The Chinese, the reigning Asian champions and in the same Olympic group as Great Britain, are modelled in his own image. Grafting, scrapping, fighting to build a reputation, following the retirement of Yao Ming, where their stock has fallen.

It is a challenge he has embraced. “Even when I was in England, I liked teams who were underdogs, which we were here. But I also saw some talent and I saw a group that, if they started playing some defence, we could do some things in Asia, firstly. And now we’re going into the Olympics with a nothing to lose mentality.”
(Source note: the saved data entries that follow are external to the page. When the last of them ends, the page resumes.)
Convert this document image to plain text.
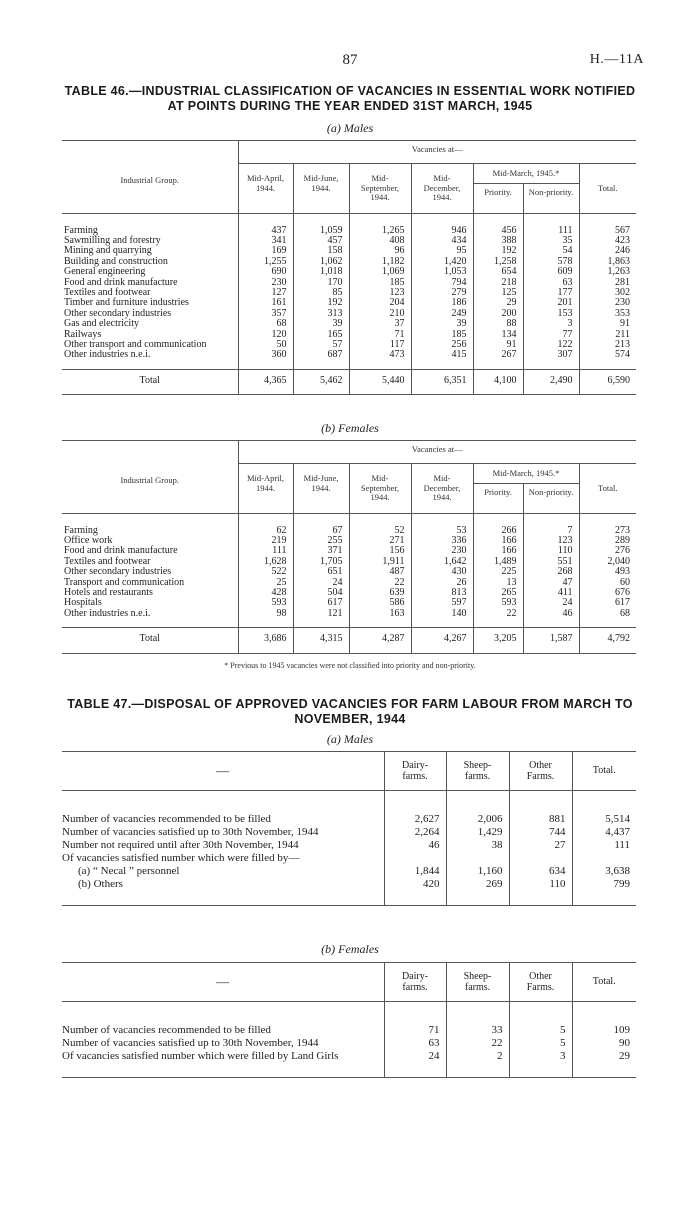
87	H.—11A
TABLE 46.—INDUSTRIAL CLASSIFICATION OF VACANCIES IN ESSENTIAL WORK NOTIFIED
AT POINTS DURING THE YEAR ENDED 31ST MARCH, 1945
(a) Males
Industrial Group.	Vacancies at—						
	Mid-April, 1944.	Mid-June, 1944.	Mid-September, 1944.	Mid-December, 1944.	Mid-March, 1945.*		Total.
					Priority.	Non-priority.	

Farming	437	1,059	1,265	946	456	111	567
Sawmilling and forestry	341	457	408	434	388	35	423
Mining and quarrying	169	158	96	95	192	54	246
Building and construction	1,255	1,062	1,182	1,420	1,258	578	1,863
General engineering	690	1,018	1,069	1,053	654	609	1,263
Food and drink manufacture	230	170	185	794	218	63	281
Textiles and footwear	127	85	123	279	125	177	302
Timber and furniture industries	161	192	204	186	29	201	230
Other secondary industries	357	313	210	249	200	153	353
Gas and electricity	68	39	37	39	88	3	91
Railways	120	165	71	185	134	77	211
Other transport and communication	50	57	117	256	91	122	213
Other industries n.e.i.	360	687	473	415	267	307	574

Total	4,365	5,462	5,440	6,351	4,100	2,490	6,590

(b) Females
Industrial Group.	Vacancies at—						
	Mid-April, 1944.	Mid-June, 1944.	Mid-September, 1944.	Mid-December, 1944.	Mid-March, 1945.*		Total.
					Priority.	Non-priority.	

Farming	62	67	52	53	266	7	273
Office work	219	255	271	336	166	123	289
Food and drink manufacture	111	371	156	230	166	110	276
Textiles and footwear	1,628	1,705	1,911	1,642	1,489	551	2,040
Other secondary industries	522	651	487	430	225	268	493
Transport and communication	25	24	22	26	13	47	60
Hotels and restaurants	428	504	639	813	265	411	676
Hospitals	593	617	586	597	593	24	617
Other industries n.e.i.	98	121	163	140	22	46	68

Total	3,686	4,315	4,287	4,267	3,205	1,587	4,792

* Previous to 1945 vacancies were not classified into priority and non-priority.
TABLE 47.—DISPOSAL OF APPROVED VACANCIES FOR FARM LABOUR FROM MARCH TO
NOVEMBER, 1944
(a) Males
—	Dairy-farms.	Sheep-farms.	Other Farms.	Total.

Number of vacancies recommended to be filled	2,627	2,006	881	5,514
Number of vacancies satisfied up to 30th November, 1944	2,264	1,429	744	4,437
Number not required until after 30th November, 1944	46	38	27	111
Of vacancies satisfied number which were filled by—				
(a) “ Necal ” personnel	1,844	1,160	634	3,638
(b) Others	420	269	110	799

(b) Females
—	Dairy-farms.	Sheep-farms.	Other Farms.	Total.

Number of vacancies recommended to be filled	71	33	5	109
Number of vacancies satisfied up to 30th November, 1944	63	22	5	90
Of vacancies satisfied number which were filled by Land Girls	24	2	3	29
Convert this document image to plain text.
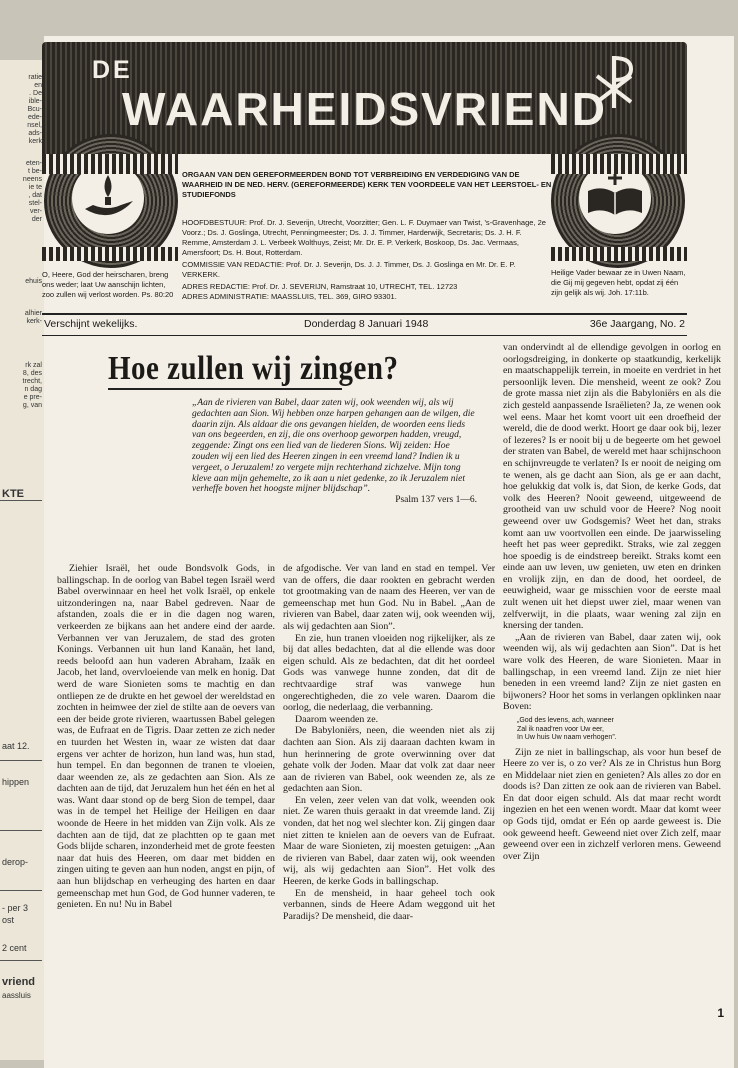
ratie
en
. De
ible-
Bcu-
ede-
nsel,
ads-
kerk
eten-
t be-
neens
ie te
, dat
stel-
ver-
der
ehuis
alhier
kerk-
rk zal
8, des
trecht,
n dag
e pre-
g, van
KTE
aat 12.
hippen
derop-
- per 3
ost
2 cent
vriend
aassluis
DE
WAARHEIDSVRIEND
ORGAAN VAN DEN GEREFORMEERDEN BOND TOT VERBREIDING EN VERDEDIGING VAN DE WAARHEID IN DE NED. HERV. (GEREFORMEERDE) KERK TEN VOORDEELE VAN HET LEERSTOEL- EN STUDIEFONDS
HOOFDBESTUUR: Prof. Dr. J. Severijn, Utrecht, Voorzitter; Gen. L. F. Duymaer van Twist, 's-Gravenhage, 2e Voorz.; Ds. J. Goslinga, Utrecht, Penningmeester; Ds. J. J. Timmer, Harderwijk, Secretaris; Ds. J. H. F. Remme, Amsterdam J. L. Verbeek Wolthuys, Zeist; Mr. Dr. E. P. Verkerk, Boskoop, Ds. Jac. Vermaas, Amersfoort; Ds. H. Bout, Rotterdam.
COMMISSIE VAN REDACTIE: Prof. Dr. J. Severijn, Ds. J. J. Timmer, Ds. J. Goslinga en Mr. Dr. E. P. VERKERK.
ADRES REDACTIE: Prof. Dr. J. SEVERIJN, Ramstraat 10, UTRECHT, TEL. 12723
ADRES ADMINISTRATIE: MAASSLUIS, TEL. 369, GIRO 93301.
O, Heere, God der heirscharen, breng ons weder; laat Uw aanschijn lichten, zoo zullen wij verlost worden. Ps. 80:20
Heilige Vader bewaar ze in Uwen Naam, die Gij mij gegeven hebt, opdat zij één zijn gelijk als wij. Joh. 17:11b.
Verschijnt wekelijks.	Donderdag 8 Januari 1948	36e Jaargang, No. 2
Hoe zullen wij zingen?
„Aan de rivieren van Babel, daar zaten wij, ook weenden wij, als wij gedachten aan Sion. Wij hebben onze harpen gehangen aan de wilgen, die daarin zijn. Als aldaar die ons gevangen hielden, de woorden eens lieds van ons begeerden, en zij, die ons overhoop geworpen hadden, vreugd, zeggende: Zingt ons een lied van de liederen Sions. Wij zeiden: Hoe zouden wij een lied des Heeren zingen in een vreemd land? Indien ik u vergeet, o Jeruzalem! zo vergete mijn rechterhand zichzelve. Mijn tong kleve aan mijn gehemelte, zo ik aan u niet gedenke, zo ik Jeruzalem niet verheffe boven het hoogste mijner blijdschap”.
Psalm 137 vers 1—6.

Ziehier Israël, het oude Bondsvolk Gods, in ballingschap. In de oorlog van Babel tegen Israël werd Babel overwinnaar en heel het volk Israël, op enkele uitzonderingen na, naar Babel gedreven. Naar de afstanden, zoals die er in die dagen nog waren, verkeerden ze bijkans aan het andere eind der aarde. Verbannen ver van Jeruzalem, de stad des groten Konings. Verbannen uit hun land Kanaän, het land, reeds beloofd aan hun vaderen Abraham, Izaäk en Jacob, het land, overvloeiende van melk en honig. Dat werd de ware Sionieten soms te machtig en dan ontliepen ze de drukte en het gewoel der wereldstad en zochten in heimwee der ziel de stilte aan de oevers van een der beide grote rivieren, waartussen Babel gelegen was, de Eufraat en de Tigris. Daar zetten ze zich neder en tuurden het Westen in, waar ze wisten dat daar ergens ver achter de horizon, hun land was, hun stad, hun tempel. En dan begonnen de tranen te vloeien, daar weenden ze, als ze gedachten aan Sion. Als ze dachten aan de tijd, dat Jeruzalem hun het één en het al was. Want daar stond op de berg Sion de tempel, daar was in de tempel het Heilige der Heiligen en daar woonde de Heere in het midden van Zijn volk. Als ze dachten aan de tijd, dat ze plachtten op te gaan met Gods blijde scharen, inzonderheid met de grote feesten naar dat huis des Heeren, om daar met bidden en zingen uiting te geven aan hun noden, angst en pijn, of aan hun blijdschap en verheuging des harten en daar gemeenschap met hun God, de God hunner vaderen, te genieten. En nu! Nu in Babel

de afgodische. Ver van land en stad en tempel. Ver van de offers, die daar rookten en gebracht werden tot grootmaking van de naam des Heeren, ver van de gemeenschap met hun God. Nu in Babel. „Aan de rivieren van Babel, daar zaten wij, ook weenden wij, als wij gedachten aan Sion”.

En zie, hun tranen vloeiden nog rijkelijker, als ze bij dat alles bedachten, dat al die ellende was door eigen schuld. Als ze bedachten, dat dit het oordeel Gods was vanwege hunne zonden, dat dit de rechtvaardige straf was vanwege hun ongerechtigheden, die zo vele waren. Daarom die oorlog, die nederlaag, die verbanning.

Daarom weenden ze.

De Babyloniërs, neen, die weenden niet als zij dachten aan Sion. Als zij daaraan dachten kwam in hun herinnering de grote overwinning over dat gehate volk der Joden. Maar dat volk zat daar neer aan de rivieren van Babel, ook weenden ze, als ze gedachten aan Sion.

En velen, zeer velen van dat volk, weenden ook niet. Ze waren thuis geraakt in dat vreemde land. Zij vonden, dat het nog wel slechter kon. Zij gingen daar niet zitten te knielen aan de oevers van de Eufraat. Maar de ware Sionieten, zij moesten getuigen: „Aan de rivieren van Babel, daar zaten wij, ook weenden wij, als wij gedachten aan Sion”. Het volk des Heeren, de kerke Gods in ballingschap.

En de mensheid, in haar geheel toch ook verbannen, sinds de Heere Adam weggond uit het Paradijs? De mensheid, die daar-

van ondervindt al de ellendige gevolgen in oorlog en oorlogsdreiging, in donkerte op staatkundig, kerkelijk en maatschappelijk terrein, in moeite en verdriet in het persoonlijk leven. Die mensheid, weent ze ook? Zou de grote massa niet zijn als die Babyloniërs en als die zich gesteld aanpassende Israëlieten? Ja, ze wenen ook wel eens. Maar het komt voort uit een droefheid der wereld, die de dood werkt. Hoort ge daar ook bij, lezer of lezeres? Is er nooit bij u de begeerte om het gewoel der straten van Babel, de wereld met haar schijnschoon en schijnvreugde te verlaten? Is er nooit de neiging om te wenen, als ge dacht aan Sion, als ge er aan dacht, hoe gelukkig dat volk is, dat Sion, de kerke Gods, dat volk des Heeren? Nooit geweend, uitgeweend de grootheid van uw schuld voor de Heere? Nog nooit geweend over uw Godsgemis? Weet het dan, straks komt aan uw voortvollen een einde. De jaarwisseling heeft het pas weer gepredikt. Straks, wie zal zeggen hoe spoedig is de eindstreep bereikt. Straks komt een einde aan uw leven, uw genieten, uw eten en drinken en vrolijk zijn, en dan de dood, het oordeel, de eeuwigheid, waar ge misschien voor de eerste maal zult wenen uit het diepst uwer ziel, maar wenen van zelfverwijt, in die plaats, waar wening zal zijn en knersing der tanden.

„Aan de rivieren van Babel, daar zaten wij, ook weenden wij, als wij gedachten aan Sion”. Dat is het ware volk des Heeren, de ware Sionieten. Maar in ballingschap, in een vreemd land. Zijn ze niet hier beneden in een vreemd land? Zijn ze niet gasten en bijwoners? Hoor het soms in verlangen opklinken naar Boven:

„God des levens, ach, wanneer
Zal ik naad'ren voor Uw eer,
In Uw huis Uw naam verhogen”.

Zijn ze niet in ballingschap, als voor hun besef de Heere zo ver is, o zo ver? Als ze in Christus hun Borg en Middelaar niet zien en genieten? Als alles zo dor en doods is? Dan zitten ze ook aan de rivieren van Babel. En dat door eigen schuld. Als dat maar recht wordt ingezien en het een wenen wordt. Maar dat komt weer op Gods tijd, omdat er Eén op aarde geweest is. Die ook geweend heeft. Geweend niet over Zich zelf, maar geweend over een in zichzelf verloren mens. Geweend over Zijn

1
Public support, he declares, is just astonishing. Every game, every comment, is dissected by millions upon millions. “I have a Chinese twitter with 3.8 million followers,” he reveals. “The numbers are just amazing and the popularity of basketball is amazing. It makes you proud and gives you a sense of something big. We want to go into London and, while we may be in over our head with some of the teams we’ll play, we think we can compete and we’ll play our asses off and hopefully make a bunch of people proud.”

He will take pride too in a man who will likely end up with gold around his neck. While in Cleveland, he was assigned to a NBA rookie to nurture his initial steps into the NBA. Several years later, he sees what has become of the USA’s LeBron James and is unsurprised at his elevation into the greats.

“I saw it because he had a swagger to him,” Donewald states. “He had a belief to him. He had confidence. But I also saw how hard he worked at a young age. I thought he was different. He wasn’t just a normal young player, he was special. He worked at it and carried himself as if he was special. I just thought he’d have to figure some things out, which he did.

“I don’t think he gets a fair shake all the time, throughout his career, especially with the move to Miami. But he’s learning still and he was just incredible in those playoffs with the way he took things on. I wasn’t surprised at how he’s progressed but he’s had to go through some bumps to get there.”

China will look to confound the expectation of most at the Olympics. Once his work his done, Donewald will ride off into a rising sunset and seek out a new challenge. It has been a privilege to take the job, he says. All good things, he confesses, must come to an end.

“I’ll be going on vacation,” he reveals of his plans post-London. “In China, you do a cycle and after the Olympics, they always change. That’s just how they do things. Leaders get promoted, or demoted, but they move on.

“Coaching staffs come through. It’s been an incredible run in China, so much fun. I haven’t really thought past that. I’ve been putting everything into this. I’m building a new house in Michigan on the lake. I’m going to sit and enjoy that and then see what comes next.”